What is less intriguing is that it appears auditors have been absolutely wide awake and lucid when addressing falling revenue from audit work, having plugged that shortfall with revenue from doling out non-audit advice to their business clients, our latest audit fees survey shows.
In a year when the Commons Treasury Committee recommended audit firms be banned from dispensing non-audit advice to financial services companies – and the Financial Reporting Council’s (FRC) Audit Practices Board later came within a whisker of recommending the same for all audit clients, before backing away from a ban – it has become clear that, despite concerns around the breaking down of Chinese walls that protect auditor impartiality, companies rely ever more heavily on their auditors for other advice. And in reality, few could reasonably argue against an industry rising to the demands of its customers.
Deloitte is one of the clear winners of this trend in the past year or so. Our survey shows that Deloitte and Pricewaterhouse-Coopers rake in the most in non-audit fees from the FTSE-250, with the former making £33.2m from 66 clients in the index versus PwC making £32.4m from 74 FTSE-250 clients.
In our list of the highest and lowest-spending companies on audit services in the period for FTSE-250 companies, the average fee paid to an audit firm for non-audit services fell, but by half as much as it did among FTSE-100 companies, with an average fee of £430,000 going on non-audit services – seven percent down in 2010 on the same time in 2009.

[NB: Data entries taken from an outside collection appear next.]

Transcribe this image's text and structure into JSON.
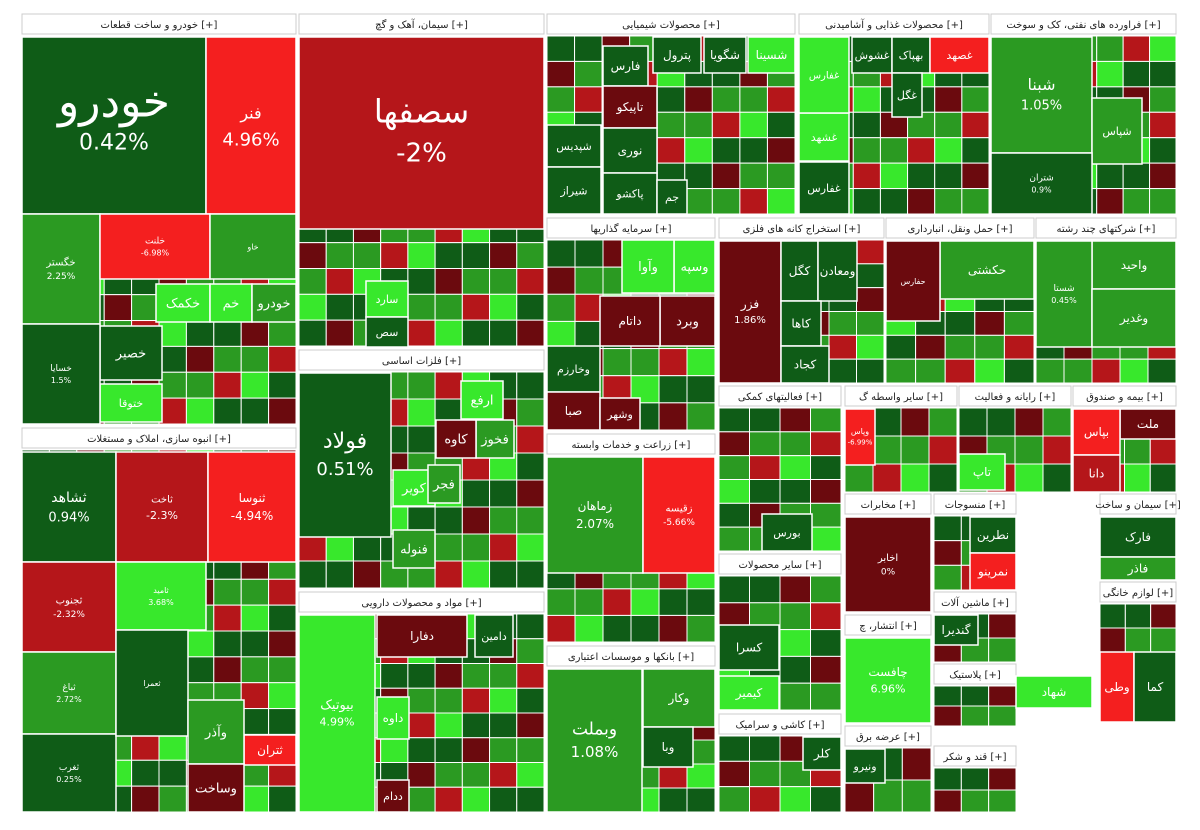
{
  "chart_data": {
    "type": "treemap",
    "colors": {
      "dark_green": "#0f5c17",
      "mid_green": "#2b9a22",
      "light_green": "#38e82c",
      "dark_red": "#6b0a0e",
      "mid_red": "#b5161a",
      "bright_red": "#f41f1f"
    },
    "sectors": [
      {
        "title": "خودرو و ساخت قطعات [+]",
        "stocks": [
          {
            "name": "خودرو",
            "change": "0.42%",
            "color": "dark_green"
          },
          {
            "name": "فنر",
            "change": "4.96%",
            "color": "bright_red"
          },
          {
            "name": "خگستر",
            "change": "2.25%",
            "color": "mid_green"
          },
          {
            "name": "خلنت",
            "change": "-6.98%",
            "color": "bright_red"
          },
          {
            "name": "خاو",
            "change": "",
            "color": "mid_green"
          },
          {
            "name": "خکمک",
            "change": "",
            "color": "light_green"
          },
          {
            "name": "خم",
            "change": "",
            "color": "light_green"
          },
          {
            "name": "خصیر",
            "change": "",
            "color": "dark_green"
          },
          {
            "name": "خودرو",
            "change": "",
            "color": "mid_green"
          },
          {
            "name": "ختوقا",
            "change": "",
            "color": "light_green"
          },
          {
            "name": "خسایا",
            "change": "1.5%",
            "color": "dark_green"
          }
        ]
      },
      {
        "title": "انبوه سازی، املاک و مستغلات [+]",
        "stocks": [
          {
            "name": "ثشاهد",
            "change": "0.94%",
            "color": "dark_green"
          },
          {
            "name": "ثاخت",
            "change": "-2.3%",
            "color": "mid_red"
          },
          {
            "name": "ثنوسا",
            "change": "-4.94%",
            "color": "bright_red"
          },
          {
            "name": "ثجنوب",
            "change": "-2.32%",
            "color": "mid_red"
          },
          {
            "name": "ثباغ",
            "change": "2.72%",
            "color": "mid_green"
          },
          {
            "name": "ثغرب",
            "change": "0.25%",
            "color": "dark_green"
          },
          {
            "name": "ثامید",
            "change": "3.68%",
            "color": "light_green"
          },
          {
            "name": "ثعمرا",
            "change": "",
            "color": "dark_green"
          },
          {
            "name": "ثتران",
            "change": "",
            "color": "bright_red"
          },
          {
            "name": "وآذر",
            "change": "",
            "color": "mid_green"
          },
          {
            "name": "وساخت",
            "change": "",
            "color": "dark_red"
          }
        ]
      },
      {
        "title": "سیمان، آهک و گچ [+]",
        "stocks": [
          {
            "name": "سصفها",
            "change": "-2%",
            "color": "mid_red"
          },
          {
            "name": "سارد",
            "change": "",
            "color": "light_green"
          },
          {
            "name": "سص",
            "change": "",
            "color": "dark_green"
          }
        ]
      },
      {
        "title": "فلزات اساسی [+]",
        "stocks": [
          {
            "name": "فولاد",
            "change": "0.51%",
            "color": "dark_green"
          },
          {
            "name": "ارفع",
            "change": "",
            "color": "light_green"
          },
          {
            "name": "فخوز",
            "change": "",
            "color": "mid_green"
          },
          {
            "name": "کاوه",
            "change": "",
            "color": "dark_red"
          },
          {
            "name": "کویر",
            "change": "",
            "color": "light_green"
          },
          {
            "name": "فجر",
            "change": "",
            "color": "mid_green"
          },
          {
            "name": "فنوله",
            "change": "",
            "color": "mid_green"
          }
        ]
      },
      {
        "title": "مواد و محصولات دارویی [+]",
        "stocks": [
          {
            "name": "بیوتیک",
            "change": "4.99%",
            "color": "light_green"
          },
          {
            "name": "دامین",
            "change": "",
            "color": "dark_green"
          },
          {
            "name": "دفارا",
            "change": "",
            "color": "dark_red"
          },
          {
            "name": "داوه",
            "change": "",
            "color": "light_green"
          },
          {
            "name": "ددام",
            "change": "",
            "color": "dark_red"
          }
        ]
      },
      {
        "title": "محصولات شیمیایی [+]",
        "stocks": [
          {
            "name": "فارس",
            "change": "",
            "color": "dark_green"
          },
          {
            "name": "شگویا",
            "change": "",
            "color": "dark_green"
          },
          {
            "name": "شسینا",
            "change": "",
            "color": "light_green"
          },
          {
            "name": "پترول",
            "change": "",
            "color": "dark_green"
          },
          {
            "name": "تاپیکو",
            "change": "",
            "color": "dark_red"
          },
          {
            "name": "شپدیس",
            "change": "",
            "color": "dark_green"
          },
          {
            "name": "نوری",
            "change": "",
            "color": "dark_green"
          },
          {
            "name": "شیراز",
            "change": "",
            "color": "dark_green"
          },
          {
            "name": "پاکشو",
            "change": "",
            "color": "dark_green"
          },
          {
            "name": "جم",
            "change": "",
            "color": "dark_green"
          }
        ]
      },
      {
        "title": "محصولات غذایی و آشامیدنی [+]",
        "stocks": [
          {
            "name": "غفارس",
            "change": "",
            "color": "dark_green"
          },
          {
            "name": "غشوش",
            "change": "",
            "color": "dark_green"
          },
          {
            "name": "بهپاک",
            "change": "",
            "color": "dark_green"
          },
          {
            "name": "غصهد",
            "change": "",
            "color": "bright_red"
          },
          {
            "name": "غگل",
            "change": "",
            "color": "dark_green"
          },
          {
            "name": "غشهد",
            "change": "",
            "color": "light_green"
          },
          {
            "name": "غفارس",
            "change": "",
            "color": "light_green"
          }
        ]
      },
      {
        "title": "فراورده های نفتی، کک و سوخت [+]",
        "stocks": [
          {
            "name": "شبنا",
            "change": "1.05%",
            "color": "mid_green"
          },
          {
            "name": "شپاس",
            "change": "",
            "color": "mid_green"
          },
          {
            "name": "شتران",
            "change": "0.9%",
            "color": "dark_green"
          }
        ]
      },
      {
        "title": "سرمایه گذاریها [+]",
        "stocks": [
          {
            "name": "وسپه",
            "change": "",
            "color": "light_green"
          },
          {
            "name": "وآوا",
            "change": "",
            "color": "light_green"
          },
          {
            "name": "وبرد",
            "change": "",
            "color": "dark_red"
          },
          {
            "name": "داتام",
            "change": "",
            "color": "dark_red"
          },
          {
            "name": "وخارزم",
            "change": "",
            "color": "dark_green"
          },
          {
            "name": "صبا",
            "change": "",
            "color": "dark_red"
          },
          {
            "name": "وشهر",
            "change": "",
            "color": "dark_red"
          }
        ]
      },
      {
        "title": "استخراج کانه های فلزی [+]",
        "stocks": [
          {
            "name": "فزر",
            "change": "1.86%",
            "color": "dark_red"
          },
          {
            "name": "کگل",
            "change": "",
            "color": "dark_green"
          },
          {
            "name": "ومعادن",
            "change": "",
            "color": "dark_green"
          },
          {
            "name": "کاها",
            "change": "",
            "color": "dark_green"
          },
          {
            "name": "کجاد",
            "change": "",
            "color": "dark_green"
          }
        ]
      },
      {
        "title": "حمل ونقل، انبارداری [+]",
        "stocks": [
          {
            "name": "حکشتی",
            "change": "",
            "color": "mid_green"
          },
          {
            "name": "حفارس",
            "change": "",
            "color": "dark_red"
          }
        ]
      },
      {
        "title": "شرکتهای چند رشته [+]",
        "stocks": [
          {
            "name": "واحید",
            "change": "",
            "color": "mid_green"
          },
          {
            "name": "شستا",
            "change": "0.45%",
            "color": "mid_green"
          },
          {
            "name": "وغدیر",
            "change": "",
            "color": "mid_green"
          }
        ]
      },
      {
        "title": "زراعت و خدمات وابسته [+]",
        "stocks": [
          {
            "name": "زماهان",
            "change": "2.07%",
            "color": "mid_green"
          },
          {
            "name": "زقیسه",
            "change": "-5.66%",
            "color": "bright_red"
          }
        ]
      },
      {
        "title": "بانکها و موسسات اعتباری [+]",
        "stocks": [
          {
            "name": "وبملت",
            "change": "1.08%",
            "color": "mid_green"
          },
          {
            "name": "وکار",
            "change": "",
            "color": "mid_green"
          },
          {
            "name": "وبا",
            "change": "",
            "color": "dark_green"
          }
        ]
      },
      {
        "title": "فعالیتهای کمکی [+]",
        "stocks": [
          {
            "name": "بورس",
            "change": "",
            "color": "dark_green"
          }
        ]
      },
      {
        "title": "سایر محصولات [+]",
        "stocks": [
          {
            "name": "کسرا",
            "change": "",
            "color": "dark_green"
          },
          {
            "name": "کیمیر",
            "change": "",
            "color": "light_green"
          }
        ]
      },
      {
        "title": "کاشی و سرامیک [+]",
        "stocks": [
          {
            "name": "کلر",
            "change": "",
            "color": "dark_green"
          }
        ]
      },
      {
        "title": "سایر واسطه گ [+]",
        "stocks": [
          {
            "name": "وپاس",
            "change": "-6.99%",
            "color": "bright_red"
          }
        ]
      },
      {
        "title": "رایانه و فعالیت [+]",
        "stocks": [
          {
            "name": "تاپ",
            "change": "",
            "color": "light_green"
          }
        ]
      },
      {
        "title": "بیمه و صندوق [+]",
        "stocks": [
          {
            "name": "ملت",
            "change": "",
            "color": "dark_red"
          },
          {
            "name": "بپاس",
            "change": "",
            "color": "bright_red"
          },
          {
            "name": "دانا",
            "change": "",
            "color": "mid_red"
          }
        ]
      },
      {
        "title": "مخابرات [+]",
        "stocks": [
          {
            "name": "اخابر",
            "change": "0%",
            "color": "dark_red"
          }
        ]
      },
      {
        "title": "انتشار، چ [+]",
        "stocks": [
          {
            "name": "چافست",
            "change": "6.96%",
            "color": "light_green"
          }
        ]
      },
      {
        "title": "منسوجات [+]",
        "stocks": [
          {
            "name": "نطرین",
            "change": "",
            "color": "dark_green"
          },
          {
            "name": "نمرینو",
            "change": "",
            "color": "bright_red"
          }
        ]
      },
      {
        "title": "سیمان و ساخت [+]",
        "stocks": [
          {
            "name": "فارک",
            "change": "",
            "color": "dark_green"
          },
          {
            "name": "فاذر",
            "change": "",
            "color": "mid_green"
          }
        ]
      },
      {
        "title": "ماشین آلات [+]",
        "stocks": [
          {
            "name": "گندیرا",
            "change": "",
            "color": "dark_green"
          }
        ]
      },
      {
        "title": "پلاستیک [+]",
        "stocks": [
          {
            "name": "شهاد",
            "change": "",
            "color": "light_green"
          }
        ]
      },
      {
        "title": "عرضه برق [+]",
        "stocks": [
          {
            "name": "ونیرو",
            "change": "",
            "color": "dark_green"
          }
        ]
      },
      {
        "title": "قند و شکر [+]",
        "stocks": []
      },
      {
        "title": "لوازم خانگی [+]",
        "stocks": [
          {
            "name": "وطی",
            "change": "",
            "color": "bright_red"
          },
          {
            "name": "کما",
            "change": "",
            "color": "dark_green"
          }
        ]
      }
    ]
  }
}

Balfour Beatty ranks top of our list of companies in the FTSE-250 spending on auditors; it spent £5.6m on its audit through Deloitte in the past year, nothing on audit-related fees, but £4.7m on non-audit fees. It said the bulk of the non-audit fees were spent on advice on its acquisition of Parsons Brinckerhoff and a financial restructuring it carried out after the acquisition, as well as tax and compliance advice in Europe and the US.
Taking it as one example because it tops our list, Balfour Beatty was one of the many companies that, in its submission to the FRC in consultation on whether auditors should continue providing non-audit advice, strongly advocated its continuation. And the fuzzy boundaries between audit and other provisons from one firm is clearly a benefit to the business.
“Auditors obtain a significant amount of knowledge about the operations of our group through their audit work. They are often best placed to perform certain non-audit work such as due diligence services and non-audit certifications of financial information,” finance director Duncan Macgrath said. “Preventing them from doing so would introduce very significant costs and inefficiencies, particularly considering the size and complexity of a multinational such as Balfour Beatty.
“We also believe that from the auditor’s perspective, being able to perform non-audit work allows them to gain valuable knowledge regarding the group, and apply that knowledge during the audit process, eliminating duplication of effort, decreasing costs and improving the quality of their audit.”
If auditors can be accused of being asleep on the job, it appears FDs do not have the same experience of them.